Well known and popular – but just or simply – the company for every purpose: Gesellschaft mit beschränkter Haftung
They exist in all sizes, industries, and with a variety of content: hotels, industrial companies, retailers, banks, even tax consultants or lawyers, everything is organized in a GmbH. So if you don’t want to think for a long time, don’t expect any special requirements for organization, especially if you want to exercise control over your company alone but still want to limit liability, the GmbH is not a wrong choice. Unlike the GmbH & Co. KG, it consists of capital only.
Moreover, it is also versatile and capable of development. After a cash-based founding with only 12,500 Euros, its capital can be increased steadily. Even a supervisory board is legally provided to implement an institutional advisory support for the company.
The nominal minimum share capital is 25,000 euros. It can be gradually “filled” after the cash-based founding with 50% of this value. Also, a founding with non-cash contributions is possible up to the amount of the minimum share capital. In this case, only an exact proof of value by an auditor needs to be presented. However, non-material assets such as patents or licenses are not yet assessable. As the capital is free for any investment after founding – except refunding to the founders of any kind, of course – inflation has reduced the value of that basic capital to a real minimum basis for serious corporations. Despite stricter regulations to avoid bankruptcy the GmbH is still related to a higher risk of insolvency compared to companies based on personal liability like GbR.
A higher rate of basic capital can avoid safety demands from banks and business partners.
Further characteristics of the GmbH and the basic construct of its constitutional agreements
Through the articles of association, which should be planned and developed precisely with legal advice, the goals of the GmbH and its termination/cancellation can be regulated. This applies to the GmbH, despite the better legal requirements as with the GbR. A much better legal framework with a law oft its own – the GmbHG – provides mire stability and safety, same as fewer cases of disputes that can paralyze the company and finally end unsolved at court – like in most cases with a unregulated GbR
The standard articles of association from a notary or tax advisor’s drawer rarely fit same as drafts from the web. The GmbH offers further advantages over a typical legal form of a family company. For example, the shareholders are recorded with their shares in the commercial register when the company is founded. Any change requires a contract with notarial certification. Frequent changes in the shareholder structure are rather foreign to the GmbH.

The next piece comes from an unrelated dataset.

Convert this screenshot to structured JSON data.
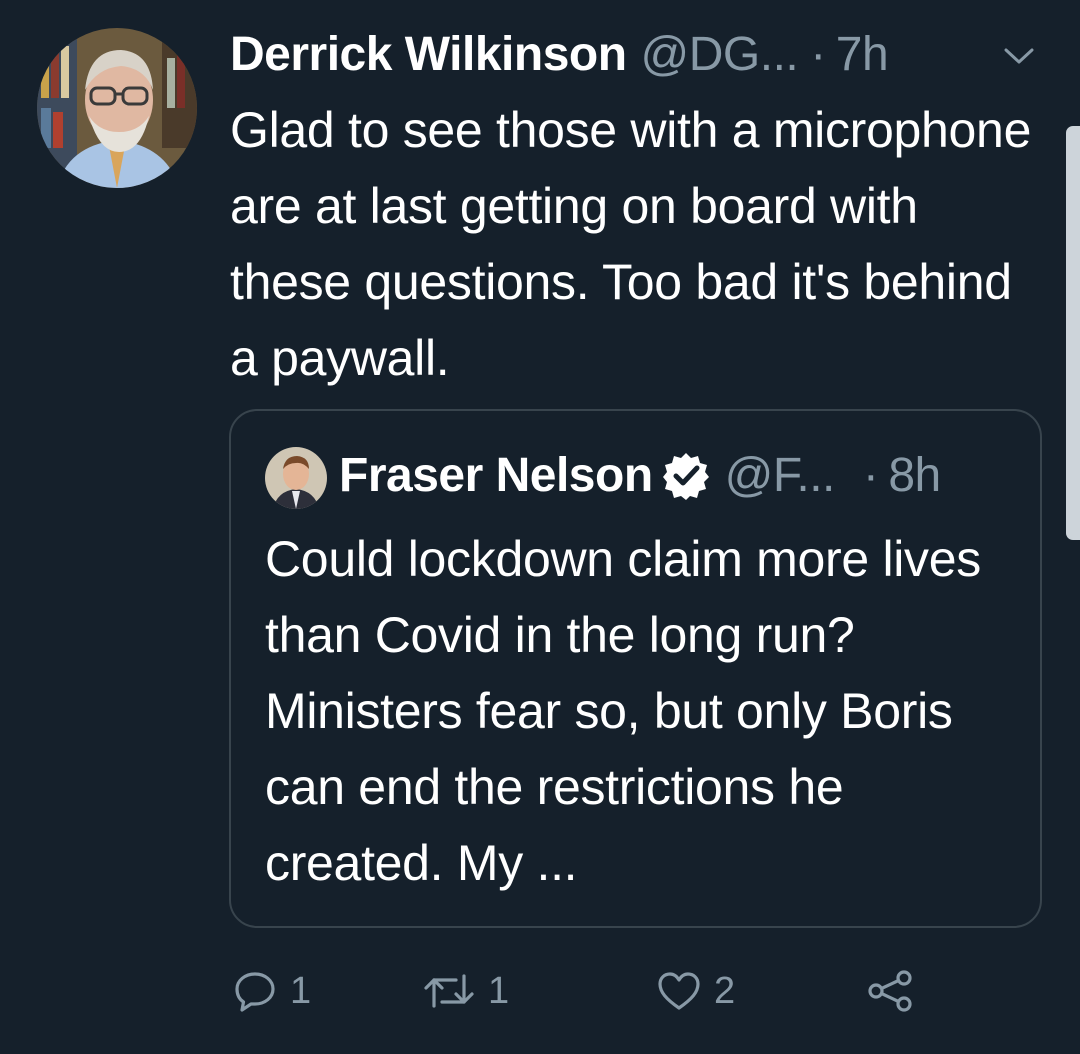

It thus symbolizes more stability compared to the stock corporation, which strives for rapid growth and capital towards the stock market. Accordingly, inheritance clauses can also be included in the articles of association, which secure the rights of descendants and heirs, as well as the existence of the GmbH from these potential newcomers. Good regulations avoid chaotic disputes in inheritance communities, as they are almost pre-programmed for GbRs.
By law, the GmbH has the status of a commercial enterprise, even if it is engaged in artistic activities or insurance brokerage. Only by a fundamental waiver of any purposes to generate income for the owners and charitable aims instead, the GmbH can get a special status by tax authorities, shown by an additional “g” for non-profit and charitable: The gGmbH.
The GmbH is represented by one or more managing directors, whose authorization to act and sign contracts (individually or jointly) can be regulated and made publicly visible in the commercial register. Managing directors are usually liable to third parties through the GmbH only. They act on behalf of the company and can be held liable for damages caused by any misconduct by the company in terms of recourse. Only in special cases such as fraud or other unlawful actions can there be direct personal liability of the managing directors and shareholders.
This makes the GmbH even suitable for rapidly growing minor “young entrepreneurs” under the control of the guardianship court – a real multi-talent.
Due to its status as a standard company, it does not attract any special attention. Its frequency also makes it more common in insolvencies, which is unfair.
People still wrongly associate the GmbH with a small-sized company, while associating the stock corporation with large and capital-rich companies such as industrial corporations or banks. Therefore, it is more difficult to obtain supplier credit and the capital strength of the company is often questioned when operating as a GmbH.